Se, come prevedo e mi auguro, si raggiungerà l’intesa in Conferenza, a essa seguirà un decreto applicativo del ministro dell’Economia. Non vedo, quindi, la necessità di occuparci di giochi anche nella prossima legge di bilancio. Peraltro, come ricordava lei, nella recente manovra abbiamo già aumentato il Preu, che è già alto.

 

Ma ora non è il momento di chiedersi se la partita sul gioco pubblico non diventerà un paradigma dell’affidabilità del nostro sistema Paese, considerando che le principali concessionarie di gioco sono state oggetto di investimenti importantidaparte di fondi di private equity internazionali che si sonofidati e hanno fatto affidamento sulla stabilità del quadro normativo?

Che ci fosse nell’aria una riforma non è una novità improvvisa.
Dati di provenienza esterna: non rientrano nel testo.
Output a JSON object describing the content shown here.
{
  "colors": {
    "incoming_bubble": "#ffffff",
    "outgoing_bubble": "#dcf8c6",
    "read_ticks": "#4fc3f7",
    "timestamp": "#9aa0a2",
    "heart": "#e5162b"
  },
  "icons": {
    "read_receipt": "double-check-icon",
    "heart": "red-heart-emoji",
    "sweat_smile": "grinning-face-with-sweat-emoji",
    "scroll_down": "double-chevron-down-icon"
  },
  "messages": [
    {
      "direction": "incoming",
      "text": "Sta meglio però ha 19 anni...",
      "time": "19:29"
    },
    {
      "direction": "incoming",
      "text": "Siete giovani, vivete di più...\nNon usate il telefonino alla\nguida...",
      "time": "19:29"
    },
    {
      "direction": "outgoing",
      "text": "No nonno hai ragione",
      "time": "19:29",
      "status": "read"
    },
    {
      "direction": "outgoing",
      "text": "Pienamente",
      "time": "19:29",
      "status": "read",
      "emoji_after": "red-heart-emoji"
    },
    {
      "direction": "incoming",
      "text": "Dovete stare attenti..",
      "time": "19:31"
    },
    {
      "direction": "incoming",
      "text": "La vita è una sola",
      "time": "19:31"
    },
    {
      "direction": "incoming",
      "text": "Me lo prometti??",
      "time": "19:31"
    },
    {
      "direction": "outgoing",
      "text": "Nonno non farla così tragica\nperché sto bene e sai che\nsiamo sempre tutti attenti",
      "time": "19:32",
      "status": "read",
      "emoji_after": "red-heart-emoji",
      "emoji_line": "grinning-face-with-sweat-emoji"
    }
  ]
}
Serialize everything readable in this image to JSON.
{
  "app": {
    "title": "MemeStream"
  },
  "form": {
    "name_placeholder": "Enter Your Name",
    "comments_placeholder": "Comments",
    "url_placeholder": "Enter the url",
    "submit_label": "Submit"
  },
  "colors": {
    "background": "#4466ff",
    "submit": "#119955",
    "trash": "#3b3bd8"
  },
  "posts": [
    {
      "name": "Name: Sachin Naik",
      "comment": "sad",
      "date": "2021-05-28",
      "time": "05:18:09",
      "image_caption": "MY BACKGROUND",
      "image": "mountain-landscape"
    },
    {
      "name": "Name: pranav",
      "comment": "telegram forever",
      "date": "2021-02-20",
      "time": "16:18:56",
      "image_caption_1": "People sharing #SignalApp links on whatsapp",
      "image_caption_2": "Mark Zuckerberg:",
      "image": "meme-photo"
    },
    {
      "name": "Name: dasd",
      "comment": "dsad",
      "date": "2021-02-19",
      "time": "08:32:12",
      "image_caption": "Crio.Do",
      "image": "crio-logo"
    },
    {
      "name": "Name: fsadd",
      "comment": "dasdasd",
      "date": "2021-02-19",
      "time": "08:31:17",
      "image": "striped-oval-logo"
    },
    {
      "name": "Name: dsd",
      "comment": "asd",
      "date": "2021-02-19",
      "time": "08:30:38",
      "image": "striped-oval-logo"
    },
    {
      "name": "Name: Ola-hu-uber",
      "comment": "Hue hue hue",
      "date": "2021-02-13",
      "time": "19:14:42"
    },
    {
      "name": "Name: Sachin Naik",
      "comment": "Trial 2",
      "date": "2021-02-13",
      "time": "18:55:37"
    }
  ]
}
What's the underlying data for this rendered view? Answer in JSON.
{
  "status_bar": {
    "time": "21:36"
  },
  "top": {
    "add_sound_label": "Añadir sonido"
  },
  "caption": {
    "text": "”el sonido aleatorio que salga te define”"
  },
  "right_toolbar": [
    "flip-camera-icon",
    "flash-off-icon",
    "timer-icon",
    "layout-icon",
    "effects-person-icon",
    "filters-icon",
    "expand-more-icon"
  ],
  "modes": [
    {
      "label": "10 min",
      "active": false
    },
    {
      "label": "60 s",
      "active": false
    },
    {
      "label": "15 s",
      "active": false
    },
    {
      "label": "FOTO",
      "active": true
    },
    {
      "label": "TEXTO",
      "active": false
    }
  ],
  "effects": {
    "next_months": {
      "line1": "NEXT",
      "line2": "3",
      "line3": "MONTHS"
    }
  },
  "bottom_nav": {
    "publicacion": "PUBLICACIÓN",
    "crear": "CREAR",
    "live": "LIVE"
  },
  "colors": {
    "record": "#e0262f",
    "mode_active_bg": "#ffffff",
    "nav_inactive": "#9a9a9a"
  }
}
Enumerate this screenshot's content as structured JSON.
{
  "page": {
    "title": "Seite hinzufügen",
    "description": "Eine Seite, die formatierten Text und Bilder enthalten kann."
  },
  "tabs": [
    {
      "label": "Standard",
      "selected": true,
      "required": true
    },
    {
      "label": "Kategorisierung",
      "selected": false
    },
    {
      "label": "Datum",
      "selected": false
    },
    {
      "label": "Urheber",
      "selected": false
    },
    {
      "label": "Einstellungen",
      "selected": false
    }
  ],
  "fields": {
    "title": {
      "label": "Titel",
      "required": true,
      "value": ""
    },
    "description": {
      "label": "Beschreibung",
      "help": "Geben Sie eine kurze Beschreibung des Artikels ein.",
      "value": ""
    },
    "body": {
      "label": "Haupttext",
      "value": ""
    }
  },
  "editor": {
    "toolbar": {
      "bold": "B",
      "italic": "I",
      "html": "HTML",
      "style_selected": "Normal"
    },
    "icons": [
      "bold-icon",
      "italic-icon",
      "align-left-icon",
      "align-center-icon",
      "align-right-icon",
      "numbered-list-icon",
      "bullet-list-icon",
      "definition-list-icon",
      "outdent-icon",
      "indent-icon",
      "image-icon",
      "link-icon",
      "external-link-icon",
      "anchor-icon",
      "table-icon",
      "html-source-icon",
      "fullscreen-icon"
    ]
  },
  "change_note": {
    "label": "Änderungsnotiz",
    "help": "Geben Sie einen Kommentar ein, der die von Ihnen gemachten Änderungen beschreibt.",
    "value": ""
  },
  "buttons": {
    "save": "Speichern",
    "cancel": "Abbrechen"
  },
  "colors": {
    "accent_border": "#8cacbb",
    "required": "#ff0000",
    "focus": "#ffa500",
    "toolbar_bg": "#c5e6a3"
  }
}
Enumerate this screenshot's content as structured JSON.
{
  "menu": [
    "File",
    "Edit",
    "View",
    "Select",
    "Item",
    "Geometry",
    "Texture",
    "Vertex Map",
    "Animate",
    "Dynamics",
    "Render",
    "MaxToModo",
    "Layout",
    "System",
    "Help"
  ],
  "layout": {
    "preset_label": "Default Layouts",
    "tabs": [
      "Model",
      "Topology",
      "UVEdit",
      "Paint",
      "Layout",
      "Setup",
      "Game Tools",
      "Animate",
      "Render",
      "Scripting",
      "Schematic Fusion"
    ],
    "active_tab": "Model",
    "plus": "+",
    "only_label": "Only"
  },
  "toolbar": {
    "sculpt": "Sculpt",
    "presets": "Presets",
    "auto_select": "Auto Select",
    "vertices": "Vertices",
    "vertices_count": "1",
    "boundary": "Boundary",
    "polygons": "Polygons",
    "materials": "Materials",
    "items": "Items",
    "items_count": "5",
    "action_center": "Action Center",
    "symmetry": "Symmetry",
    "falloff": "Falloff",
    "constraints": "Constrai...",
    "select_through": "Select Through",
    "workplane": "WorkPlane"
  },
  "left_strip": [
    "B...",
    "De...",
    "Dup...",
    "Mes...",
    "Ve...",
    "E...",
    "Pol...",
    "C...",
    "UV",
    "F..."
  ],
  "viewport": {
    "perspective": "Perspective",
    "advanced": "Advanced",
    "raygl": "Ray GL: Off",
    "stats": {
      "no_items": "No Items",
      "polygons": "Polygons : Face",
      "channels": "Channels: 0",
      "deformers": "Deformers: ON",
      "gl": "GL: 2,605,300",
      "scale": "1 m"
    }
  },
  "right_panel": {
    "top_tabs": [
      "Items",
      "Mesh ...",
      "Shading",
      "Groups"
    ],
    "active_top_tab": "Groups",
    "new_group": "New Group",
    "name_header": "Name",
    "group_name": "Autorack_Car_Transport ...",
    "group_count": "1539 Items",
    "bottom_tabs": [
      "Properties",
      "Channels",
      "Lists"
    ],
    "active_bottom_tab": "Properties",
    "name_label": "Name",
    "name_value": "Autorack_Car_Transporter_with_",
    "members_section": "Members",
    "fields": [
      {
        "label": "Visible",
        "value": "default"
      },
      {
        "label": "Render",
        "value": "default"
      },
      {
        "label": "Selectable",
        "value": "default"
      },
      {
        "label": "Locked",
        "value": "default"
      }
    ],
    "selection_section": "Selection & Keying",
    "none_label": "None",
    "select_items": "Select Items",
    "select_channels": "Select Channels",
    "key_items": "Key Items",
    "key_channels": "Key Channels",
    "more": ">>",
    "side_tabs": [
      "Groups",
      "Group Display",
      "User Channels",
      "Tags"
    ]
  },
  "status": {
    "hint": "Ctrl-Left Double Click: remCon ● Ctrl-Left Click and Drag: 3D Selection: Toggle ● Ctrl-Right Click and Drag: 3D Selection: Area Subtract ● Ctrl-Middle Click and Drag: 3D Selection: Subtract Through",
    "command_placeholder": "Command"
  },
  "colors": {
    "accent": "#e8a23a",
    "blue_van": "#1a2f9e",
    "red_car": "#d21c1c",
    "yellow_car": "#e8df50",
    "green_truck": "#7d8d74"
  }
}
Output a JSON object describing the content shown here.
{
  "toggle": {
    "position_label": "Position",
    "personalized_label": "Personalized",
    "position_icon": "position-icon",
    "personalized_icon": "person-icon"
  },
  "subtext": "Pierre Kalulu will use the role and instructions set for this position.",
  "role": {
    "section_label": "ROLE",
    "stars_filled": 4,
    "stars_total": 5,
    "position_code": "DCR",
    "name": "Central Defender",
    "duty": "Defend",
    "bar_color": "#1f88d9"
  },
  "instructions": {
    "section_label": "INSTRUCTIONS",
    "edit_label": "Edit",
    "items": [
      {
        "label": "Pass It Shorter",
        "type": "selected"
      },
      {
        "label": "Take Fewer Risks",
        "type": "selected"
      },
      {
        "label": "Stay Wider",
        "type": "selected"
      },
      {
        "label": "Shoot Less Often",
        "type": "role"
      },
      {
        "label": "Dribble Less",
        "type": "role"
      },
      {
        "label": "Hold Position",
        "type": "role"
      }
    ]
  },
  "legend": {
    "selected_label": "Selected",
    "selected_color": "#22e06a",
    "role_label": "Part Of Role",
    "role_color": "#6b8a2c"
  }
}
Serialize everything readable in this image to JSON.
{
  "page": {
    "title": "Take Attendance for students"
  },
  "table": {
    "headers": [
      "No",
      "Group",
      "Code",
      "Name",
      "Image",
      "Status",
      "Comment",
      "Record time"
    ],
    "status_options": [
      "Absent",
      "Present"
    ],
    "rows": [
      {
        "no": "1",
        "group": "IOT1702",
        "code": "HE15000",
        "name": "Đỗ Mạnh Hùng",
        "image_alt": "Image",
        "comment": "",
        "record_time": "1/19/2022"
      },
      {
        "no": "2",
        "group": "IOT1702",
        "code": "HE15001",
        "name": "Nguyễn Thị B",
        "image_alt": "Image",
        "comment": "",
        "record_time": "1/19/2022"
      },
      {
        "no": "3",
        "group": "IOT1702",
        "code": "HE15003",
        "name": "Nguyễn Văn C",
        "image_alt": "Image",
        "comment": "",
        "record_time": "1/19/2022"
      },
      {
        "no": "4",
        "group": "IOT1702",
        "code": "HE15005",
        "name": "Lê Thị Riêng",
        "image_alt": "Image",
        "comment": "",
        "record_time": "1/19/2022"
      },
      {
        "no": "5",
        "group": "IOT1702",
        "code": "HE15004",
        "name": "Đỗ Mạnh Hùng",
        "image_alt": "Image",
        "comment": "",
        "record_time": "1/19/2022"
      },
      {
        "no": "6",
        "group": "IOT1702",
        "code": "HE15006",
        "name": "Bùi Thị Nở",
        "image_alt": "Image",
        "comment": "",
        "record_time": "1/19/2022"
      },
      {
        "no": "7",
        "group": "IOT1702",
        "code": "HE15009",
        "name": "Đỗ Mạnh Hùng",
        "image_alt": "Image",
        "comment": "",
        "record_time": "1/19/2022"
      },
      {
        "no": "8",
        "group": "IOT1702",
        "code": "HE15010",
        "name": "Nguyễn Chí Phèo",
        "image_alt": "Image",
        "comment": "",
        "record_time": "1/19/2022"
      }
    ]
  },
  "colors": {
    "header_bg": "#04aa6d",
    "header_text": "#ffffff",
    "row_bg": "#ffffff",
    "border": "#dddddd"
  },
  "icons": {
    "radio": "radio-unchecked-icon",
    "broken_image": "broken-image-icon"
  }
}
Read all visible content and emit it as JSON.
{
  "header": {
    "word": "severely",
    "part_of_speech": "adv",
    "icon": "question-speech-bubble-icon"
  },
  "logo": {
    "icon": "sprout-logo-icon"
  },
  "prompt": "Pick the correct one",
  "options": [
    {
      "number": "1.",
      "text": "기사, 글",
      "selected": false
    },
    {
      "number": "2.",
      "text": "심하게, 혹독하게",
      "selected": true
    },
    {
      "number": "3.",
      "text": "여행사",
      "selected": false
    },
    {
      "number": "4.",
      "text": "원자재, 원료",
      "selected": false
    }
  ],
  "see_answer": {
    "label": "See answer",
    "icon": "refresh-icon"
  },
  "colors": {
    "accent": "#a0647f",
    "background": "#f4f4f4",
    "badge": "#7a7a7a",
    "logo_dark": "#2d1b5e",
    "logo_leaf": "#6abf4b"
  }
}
Nessuno può accampare che non lo sapeva! Semmai la critica può, legittimamente, essere quella che abbiamo impiegato troppo tempo. Ciò è dipeso dalla precisa e, se mi è permesso dirlo, estenuante volontà mia e dei miei collaboratori di ricercare un accordo con gli enti locali. Sono, infatti convinto che il valore economico, non solo politico, di un’intesa, anche problematica e con qualche rischio, è immensamente superiore al “rompete le righe”. I concessionari lo sanno. E lo sanno anche i gestori. Non sempre è facile farlo comprendere agli investitori internazionali, ma sono certo che ci possiamo riuscire se prevale, anche in questo campo, la logica Paese.